Jessica Faust got me thinking this week with this post about product placement in the e-books, and as always happens, my brain started skipping all over, taking various tangents, so I thought maybe we'd explore together what exactly author integrity was. There are easy lines and hard lines and a lot of gray area in between... ready for a trip?!
The EASY Line
No plagiarism, ne? Easy peasy line. Never take credit for anybody else's stuff. And it's always great to have your own totally original book... every thought from your own brain. Never wrong, right?
And what about people who write gossip about other peoples' lives? Is that okay? Only if they get permission? If it's a public figure? If the person is REALLY obnoxious? If you do it in SECRET and you call it FICTION?
What About the Ideas?
It would be SO SO wrong to sit in a coffee shop and overhear a writer telling her BFF about her great new idea and then go write that book.

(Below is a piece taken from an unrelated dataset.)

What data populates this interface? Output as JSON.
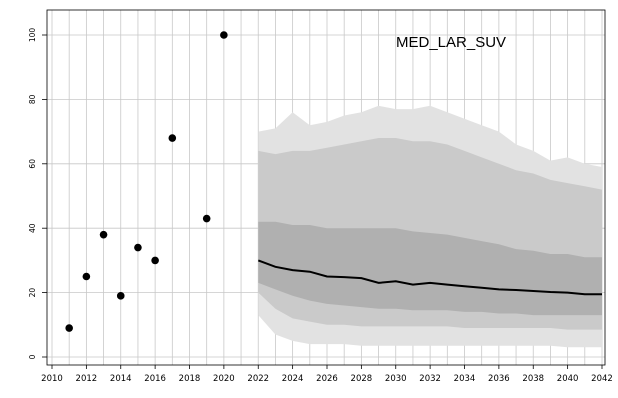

Even if you felt sure the writer was LOUSY and couldn't execute it, it is STILL wrong to steal the idea.
We read. We watch. We talk. And over time the stories become a part of us. It would hardly be fair to disallow anything that had some prior iterations. If Romeo and Juliet disallowed West Side Story and Grease... sad. Though we also wouldn't have Twilight, so that's something *shifty* I think that is one of the functions of the publishing industry... filtering out the 'not fresh enough' new versions of old stuff from the new enough twists.
This gets into that whole product placement discussion... it is of course widespread to include the name of a product in books. Characters drink Coca-cola, or chew Excedrin, or eat Krispy Kremes. It is what real people do. It would be an unrealistic expectation to leave all of that out. But to put them in on purpose in order to get paid by the manufacturer? How would that work? Would the manufacturer request it from certain authors? Or would authors write in products left and write hoping for an endorsement after the fact? When there is product placement on television or movies, then the manufacture often gets approval rights, or it has to be removed. Does the book industry want to enter that quagmire?
What about special requests? Do you incorporate a story twist or a character because somebody wants you to?
So Because I Can't Help Myself
My opinion on the matter is that as long as we are learning and growing, then what we write is good for us. YES, there are times to consider pen names and such, if you have 'higher aspirations'... The fan fiction I started with uses someone elses' characters... hit a couple plot points... and developed and grew. I am going to watch the product thing. It depends on how obtrusive it is... a hyperlink might be okay, not a flashy ad. My opinions aren't quite as lenient for the side USING ghost writers... I can live with it if there is credit, but I don't think I quite approve. But from the WRITER'S end... we do what we need to to grow, and if we can find a route to get paid in the process, I'm okay with that. I also think we should give credit where conscious decisions were made to use ideas from here or there--ESPECIALLY from any living author's work or living person's suggestion. It's just the right thing to do.
So what are your opinions? What are the lines you won't cross? Which ones are okay?